Diğer taraftan ziyaretçilerin oluşan kuyruk dolayısıyla girmek için dakikalarca beklediği, 2018 Avrupa Kültürel Miras Yılı’na adanan “Aya Sofya Sergisi” ise dünyanın en çok ziyaret edilen müzeleri arasında yer alan, sanat ve mimarlık tarihi bakımından dünyanın en önde gelen anıtlarından biri olan Ayasofya’nın önemli özelliklerini ve geçirdiği değişimleri anlatıyor.
Son bir haftadır Gül Baba’nın birleştirici gücünü deneyimliyoruz.

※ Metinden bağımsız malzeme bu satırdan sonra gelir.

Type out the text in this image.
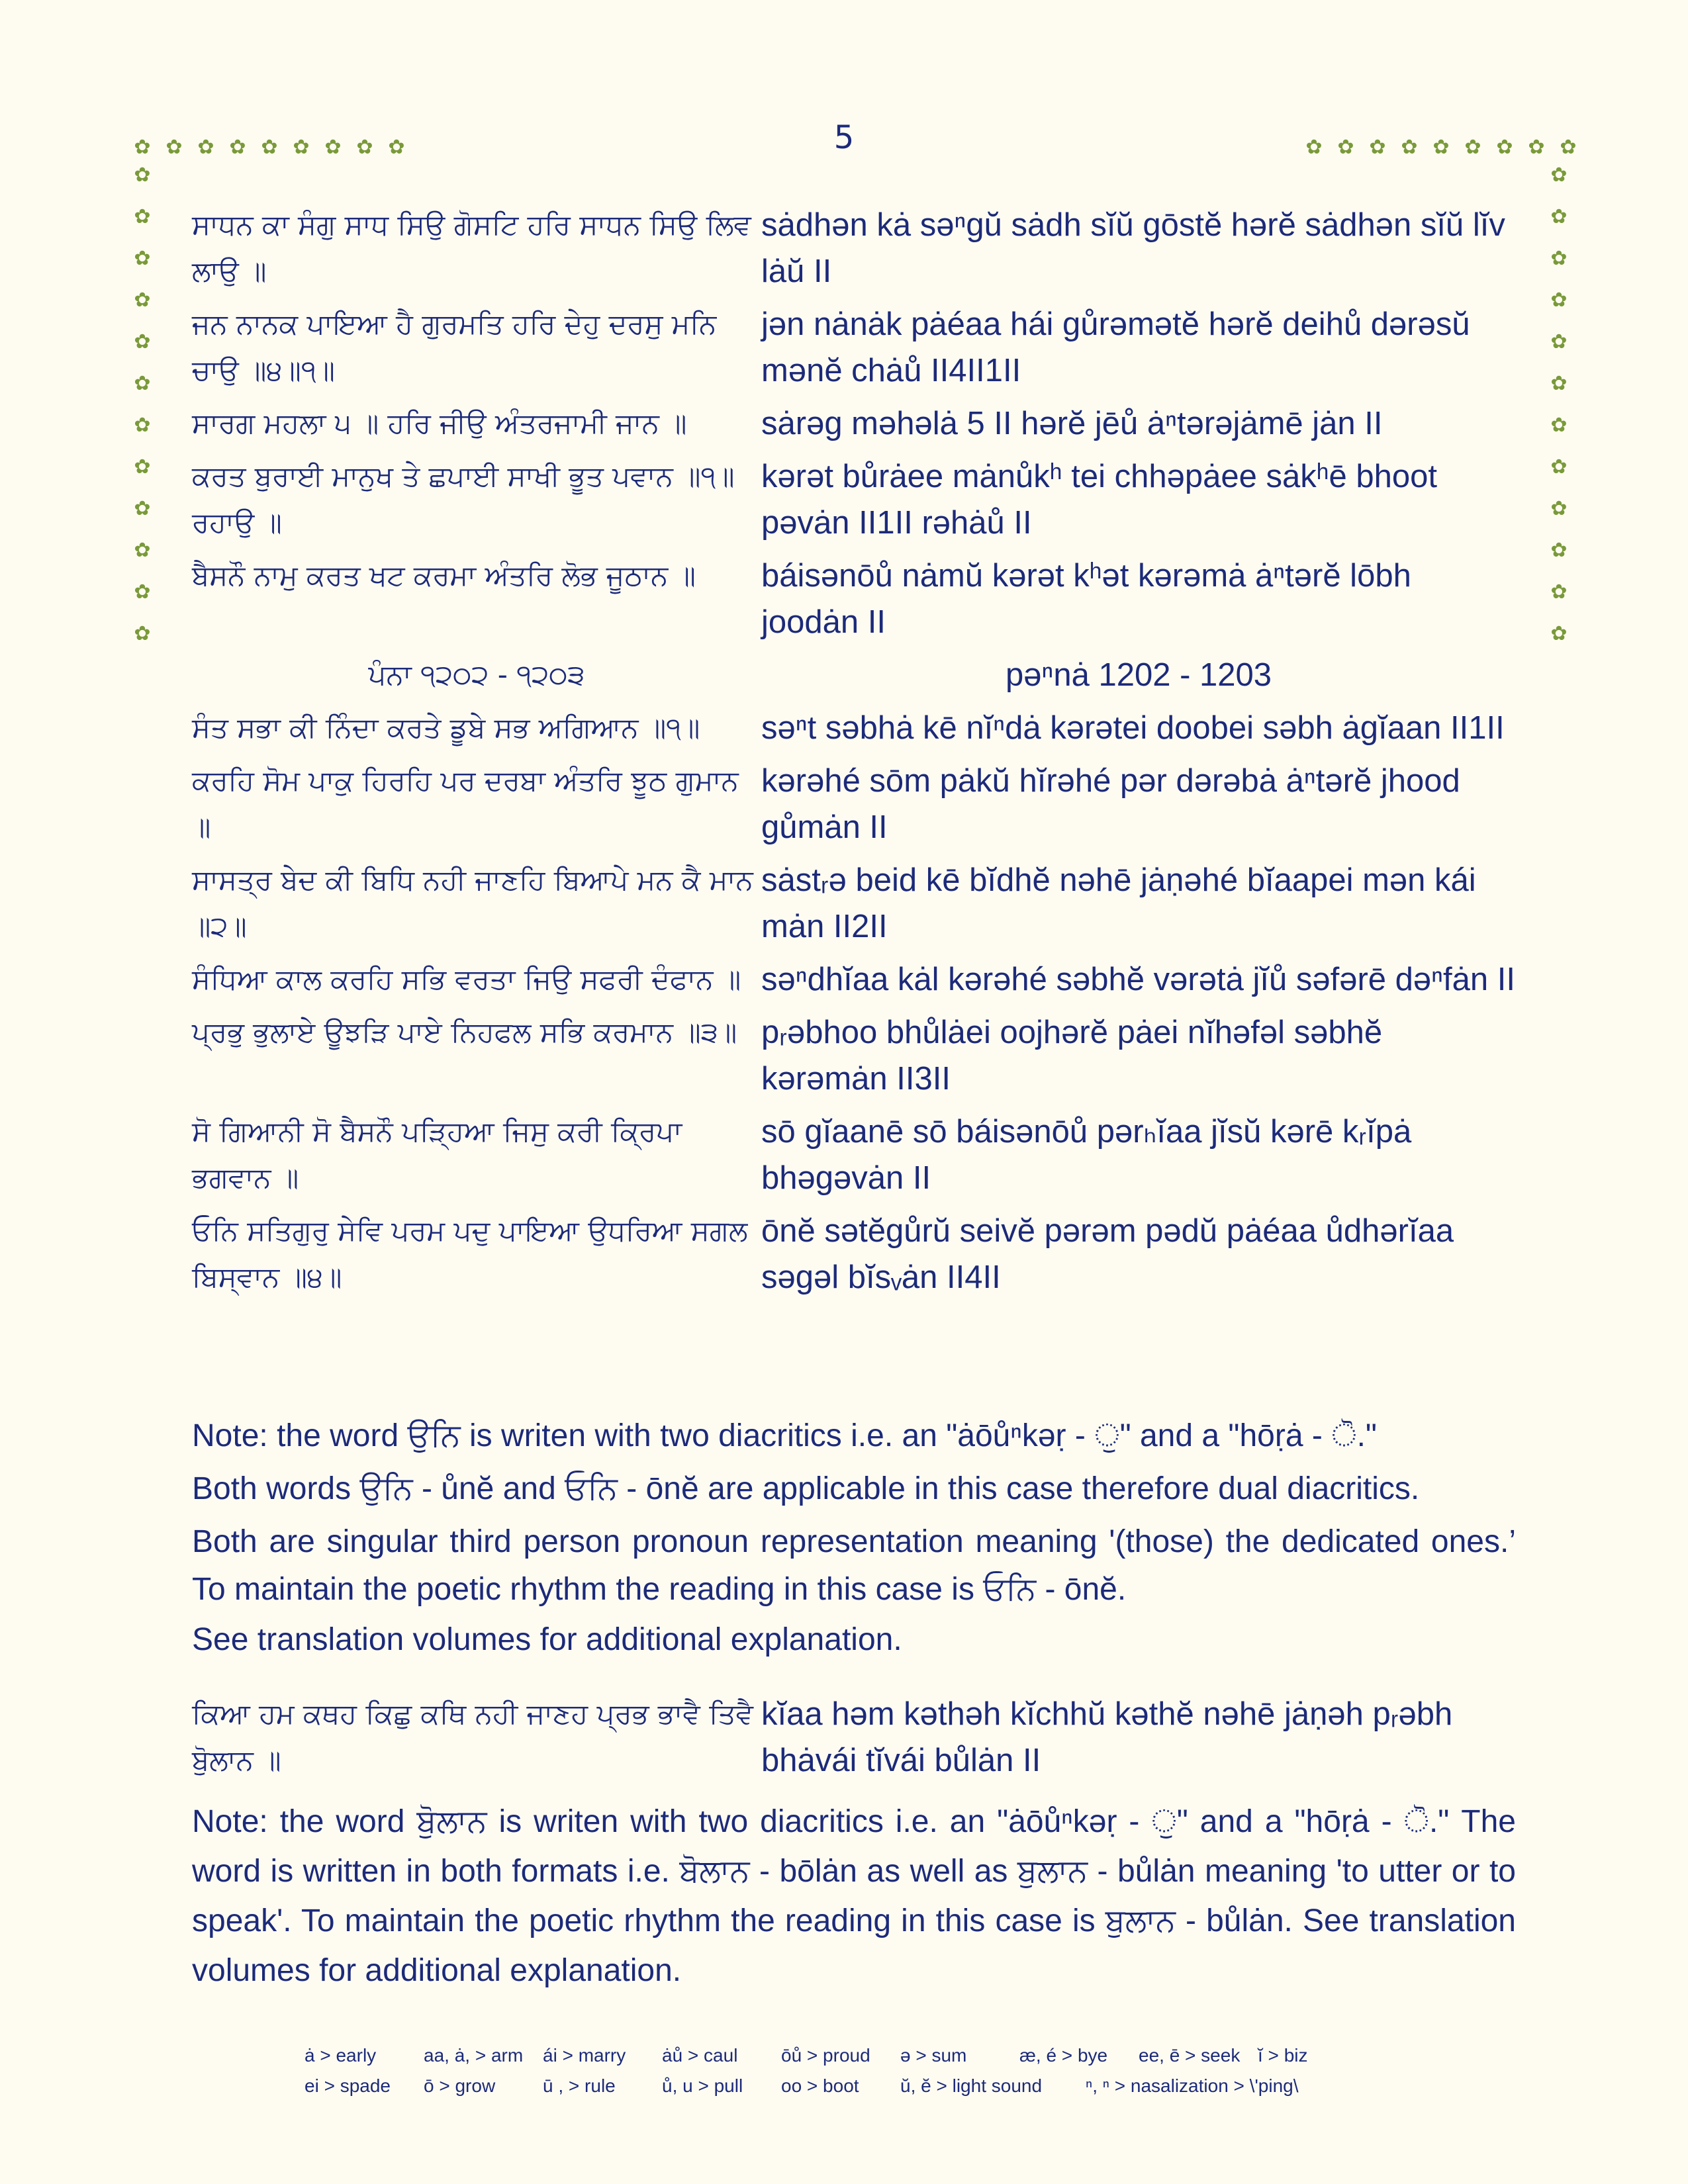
5
✿ ✿ ✿ ✿ ✿ ✿ ✿ ✿ ✿	✿ ✿ ✿ ✿ ✿ ✿ ✿ ✿ ✿
✿
✿
✿
✿
✿
✿
✿
✿
✿
✿
✿
✿
✿
✿
✿
✿
✿
✿
✿
✿
✿
✿
✿
✿
ਸਾਧਨ ਕਾ ਸੰਗੁ ਸਾਧ ਸਿਉ ਗੋਸਟਿ ਹਰਿ ਸਾਧਨ ਸਿਉ ਲਿਵ ਲਾਉ ॥
sȧdhən kȧ səⁿgŭ sȧdh sĭŭ gōstĕ hərĕ sȧdhən sĭŭ lĭv lȧŭ II
ਜਨ ਨਾਨਕ ਪਾਇਆ ਹੈ ਗੁਰਮਤਿ ਹਰਿ ਦੇਹੁ ਦਰਸੁ ਮਨਿ ਚਾਉ ॥੪॥੧॥
jən nȧnȧk pȧéaa hái gůrəmətĕ hərĕ deihů dərəsŭ mənĕ chȧů II4II1II
ਸਾਰਗ ਮਹਲਾ ੫ ॥ ਹਰਿ ਜੀਉ ਅੰਤਰਜਾਮੀ ਜਾਨ ॥	sȧrəg məhəlȧ 5 II hərĕ jēů ȧⁿtərəjȧmē jȧn II
ਕਰਤ ਬੁਰਾਈ ਮਾਨੁਖ ਤੇ ਛਪਾਈ ਸਾਖੀ ਭੂਤ ਪਵਾਨ ॥੧॥ ਰਹਾਉ ॥
kərət bůrȧee mȧnůkʰ tei chhəpȧee sȧkʰē bhoot pəvȧn II1II rəhȧů II
ਬੈਸਨੌ ਨਾਮੁ ਕਰਤ ਖਟ ਕਰਮਾ ਅੰਤਰਿ ਲੋਭ ਜੂਠਾਨ ॥	báisənōů nȧmŭ kərət kʰət kərəmȧ ȧⁿtərĕ lōbh joodȧn II
ਪੰਨਾ ੧੨੦੨ - ੧੨੦੩	pəⁿnȧ 1202 - 1203
ਸੰਤ ਸਭਾ ਕੀ ਨਿੰਦਾ ਕਰਤੇ ਡੂਬੇ ਸਭ ਅਗਿਆਨ ॥੧॥	səⁿt səbhȧ kē nĭⁿdȧ kərətei doobei səbh ȧgĭaan II1II
ਕਰਹਿ ਸੋਮ ਪਾਕੁ ਹਿਰਹਿ ਪਰ ਦਰਬਾ ਅੰਤਰਿ ਝੂਠ ਗੁਮਾਨ ॥
kərəhé sōm pȧkŭ hĭrəhé pər dərəbȧ ȧⁿtərĕ jhood gůmȧn II
ਸਾਸਤ੍ਰ ਬੇਦ ਕੀ ਬਿਧਿ ਨਹੀ ਜਾਣਹਿ ਬਿਆਪੇ ਮਨ ਕੈ ਮਾਨ ॥੨॥
sȧstᵣə beid kē bĭdhĕ nəhē jȧṇəhé bĭaapei mən kái mȧn II2II
ਸੰਧਿਆ ਕਾਲ ਕਰਹਿ ਸਭਿ ਵਰਤਾ ਜਿਉ ਸਫਰੀ ਦੰਫਾਨ ॥ səⁿdhĭaa kȧl kərəhé səbhĕ vərətȧ jĭů səfərē dəⁿfȧn II
ਪ੍ਰਭੁ ਭੁਲਾਏ ਊਝੜਿ ਪਾਏ ਨਿਹਫਲ ਸਭਿ ਕਰਮਾਨ ॥੩॥ pᵣəbhoo bhůlȧei oojhərĕ pȧei nĭhəfəl səbhĕ kərəmȧn II3II
ਸੋ ਗਿਆਨੀ ਸੋ ਬੈਸਨੌ ਪੜ੍ਹਿਆ ਜਿਸੁ ਕਰੀ ਕ੍ਰਿਪਾ ਭਗਵਾਨ ॥
sō gĭaanē sō báisənōů pərₕĭaa jĭsŭ kərē kᵣĭpȧ bhəgəvȧn II
ਓਨਿ ਸਤਿਗੁਰੁ ਸੇਵਿ ਪਰਮ ਪਦੁ ਪਾਇਆ ਉਧਰਿਆ ਸਗਲ ਬਿਸ੍ਵਾਨ ॥੪॥
ōnĕ sətĕgůrŭ seivĕ pərəm pədŭ pȧéaa ůdhərĭaa səgəl bĭsᵥȧn II4II

Note: the word ਉਨਿ is writen with two diacritics i.e. an "ȧōůⁿkəṛ - ੁ" and a "hōṛȧ - ੋ."

Both words ਉਨਿ - ůnĕ and ਓਨਿ - ōnĕ are applicable in this case therefore dual diacritics.

Both are singular third person pronoun representation meaning '(those) the dedicated ones.’ To maintain the poetic rhythm the reading in this case is ਓਨਿ - ōnĕ.

See translation volumes for additional explanation.

ਕਿਆ ਹਮ ਕਥਹ ਕਿਛੁ ਕਥਿ ਨਹੀ ਜਾਣਹ ਪ੍ਰਭ ਭਾਵੈ ਤਿਵੈ ਬੁੋਲਾਨ ॥
kĭaa həm kəthəh kĭchhŭ kəthĕ nəhē jȧṇəh pᵣəbh bhȧvái tĭvái bůlȧn II

Note: the word ਬੁੋਲਾਨ is writen with two diacritics i.e. an "ȧōůⁿkəṛ - ੁ" and a "hōṛȧ - ੋ." The word is written in both formats i.e. ਬੋਲਾਨ - bōlȧn as well as ਬੁਲਾਨ - bůlȧn meaning 'to utter or to speak'. To maintain the poetic rhythm the reading in this case is ਬੁਲਾਨ - bůlȧn. See translation volumes for additional explanation.

ȧ > early	aa, ȧ, > arm	ái > marry	ȧů > caul	ōů > proud	ə > sum	æ, é > bye	ee, ē > seek ĭ > biz
ei > spade	ō > grow	ū , > rule	ů, u > pull	oo > boot	ŭ, ĕ > light sound	ⁿ, ⁿ > nasalization > \'ping\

Eskiden yılda sadece toplam iki- üç bin kişi ziyaret ederken, şimdi açıldığı ilk hafta din, dil, ırk, mezhep, yaş fark etmeksizin yaklaşık on bin kişi ziyaret etti. İnanılmaz büyük bir mutluluk ve gurur. Bunu daha da ileriye taşımamız lazım. Dolayısıyla Gül Baba Vakfı olarak çalışmalarımız sadece Türbe ve Kültür Merkezi’miz ile değil, gerçekleştireceğimiz farklı kültürel, sanatsal ve akademik projelerle hem Türkiye’de hem de Macaristan’da devam edecektir.
Vakıf gelecek programlar için yoğun bir şekilde hazırlanıyor. 2019 ve 2020 yılları için de çok ses getirecek ve sürdürülebilir projeler planlanıyor.